The Appellate Group

State v. Barner

State v. Barner, 2020 UT App 68 (Hagen, J.)

Criminal

The defendant stole a case of beer and hit the store clerk with his car in the parking lot as he left. A detective investigated the incident and wrote in a report that the store’s surveillance footage did not show that the defendant intentionally hit the clerk and the clerk was not injured. The State charged the defendant with aggravated burglary. At trial, the court excluded the report and the detective’s testimony under rule 701 of the Utah Rules of Evidence, reasoning that the report would be unhelpful to the jury. At trial, the clerk testified and admitted that it was possible the defendant did not purposely hit him.
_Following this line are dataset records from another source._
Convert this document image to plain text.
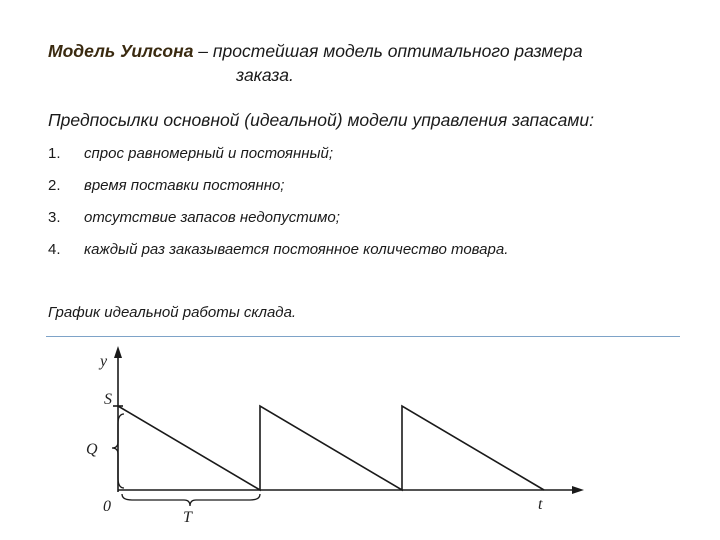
Модель Уилсона – простейшая модель оптимального размера
заказа.
Предпосылки основной (идеальной) модели управления запасами:
1. спрос равномерный и постоянный;
2. время поставки постоянно;
3. отсутствие запасов недопустимо;
4. каждый раз заказывается постоянное количество товара.
График идеальной работы склада.
y
S
Q
0	t
T
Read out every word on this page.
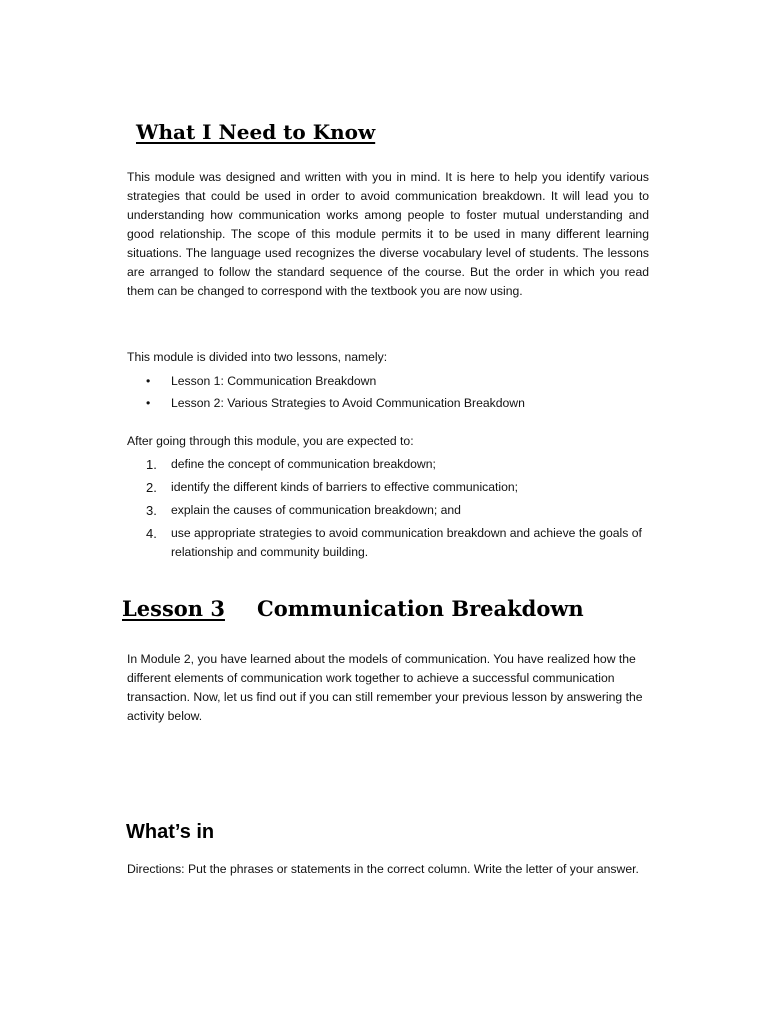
What I Need to Know

This module was designed and written with you in mind. It is here to help you identify various strategies that could be used in order to avoid communication breakdown. It will lead you to understanding how communication works among people to foster mutual understanding and good relationship. The scope of this module permits it to be used in many different learning situations. The language used recognizes the diverse vocabulary level of students. The lessons are arranged to follow the standard sequence of the course. But the order in which you read them can be changed to correspond with the textbook you are now using.

This module is divided into two lessons, namely:

• Lesson 1: Communication Breakdown
• Lesson 2: Various Strategies to Avoid Communication Breakdown

After going through this module, you are expected to:

1. define the concept of communication breakdown;
2. identify the different kinds of barriers to effective communication;
3. explain the causes of communication breakdown; and
4. use appropriate strategies to avoid communication breakdown and achieve the goals of relationship and community building.
Lesson 3 Communication Breakdown

In Module 2, you have learned about the models of communication. You have realized how the different elements of communication work together to achieve a successful communication transaction. Now, let us find out if you can still remember your previous lesson by answering the activity below.

What’s in

Directions: Put the phrases or statements in the correct column. Write the letter of your answer.
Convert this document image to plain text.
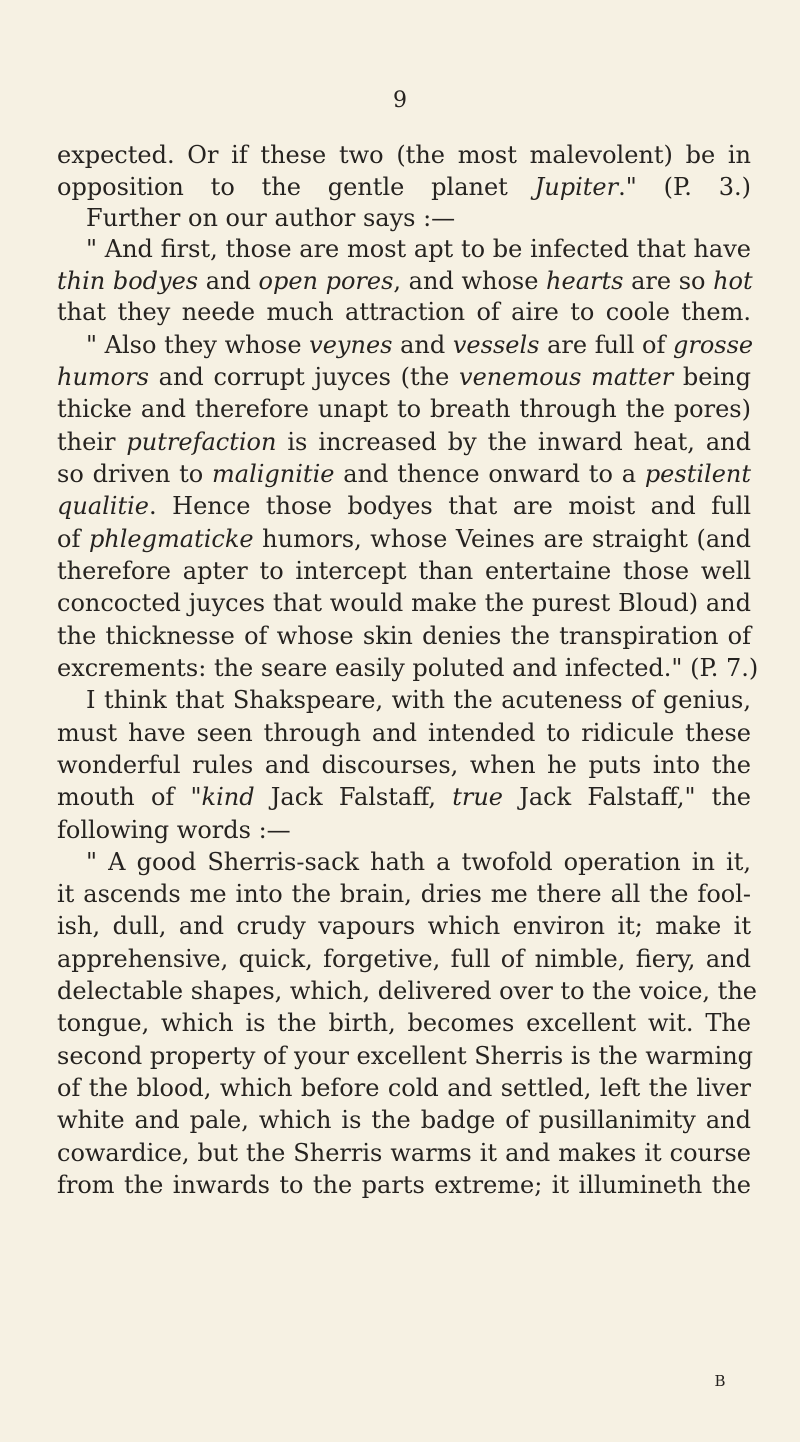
9
expected. Or if these two (the most malevolent) be in
opposition to the gentle planet Jupiter." (P. 3.)
Further on our author says :—
" And first, those are most apt to be infected that have
thin bodyes and open pores, and whose hearts are so hot
that they neede much attraction of aire to coole them.
" Also they whose veynes and vessels are full of grosse
humors and corrupt juyces (the venemous matter being
thicke and therefore unapt to breath through the pores)
their putrefaction is increased by the inward heat, and
so driven to malignitie and thence onward to a pestilent
qualitie. Hence those bodyes that are moist and full
of phlegmaticke humors, whose Veines are straight (and
therefore apter to intercept than entertaine those well
concocted juyces that would make the purest Bloud) and
the thicknesse of whose skin denies the transpiration of
excrements: the seare easily poluted and infected." (P. 7.)
I think that Shakspeare, with the acuteness of genius,
must have seen through and intended to ridicule these
wonderful rules and discourses, when he puts into the
mouth of "kind Jack Falstaff, true Jack Falstaff," the
following words :—
" A good Sherris-sack hath a twofold operation in it,
it ascends me into the brain, dries me there all the fool-
ish, dull, and crudy vapours which environ it; make it
apprehensive, quick, forgetive, full of nimble, fiery, and
delectable shapes, which, delivered over to the voice, the
tongue, which is the birth, becomes excellent wit. The
second property of your excellent Sherris is the warming
of the blood, which before cold and settled, left the liver
white and pale, which is the badge of pusillanimity and
cowardice, but the Sherris warms it and makes it course
from the inwards to the parts extreme; it illumineth the
B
The jury also saw the surveillance footage of the incident. After close of the State’s evidence at trial, the district court denied the defendant’s motion for a directed verdict on the aggravated burglary charge, leaving to the jury to decide whether the evidence showed that the defendant knowingly or intentionally used force or fear of immediate force against the clerk when he committed the crime. The jury convicted him of the lesser included offense of robbery. The Utah Court of Appeals affirmed his robbery conviction, holding:

  • The district court did not abuse its discretion when it excluded the detective’s report and testimony under rule 701 of the Utah Rules of Evidence. While police reports are admissible to support a defendant’s case under the business records exception to the rule against hearsay—Utah R. Evid. 803(6)—police reports are still subject to other rules of evidence. The detective’s conclusion in the police report was based solely upon viewing the same surveillance footage that was shown to the jury. The detective did not witness the incident firsthand and his testimony would not have provided the jury with any new information.
  • Exclusion of the detective’s testimony and report did not violate the defendant’s constitutional rightto present a complete defense. The defendant presented his theory of the case to the jury through testimony of the clerk and the video itself. The evidence was not essential to the defendant’s defense. And because the exclusion of the evidence did not deprive the defendant of his constitutional right, the State was not required to show that exclusion of the evidence was harmless beyond a reasonable doubt—a heightened standard of review when a constitutional right has been violated.
  • The district court properly denied defendant’s motion for a directed verdict. The evidence was sufficient to establish that the defendant knowingly used force or fear of immediate force against the clerk. The clerk testified that he yelled to get the defendant’s attention, that he made eye contact with the defendant, and the defendant accelerated even though the clerk was near the vehicle. The jury could have found sufficient evidence to convict him of the aggravated charge.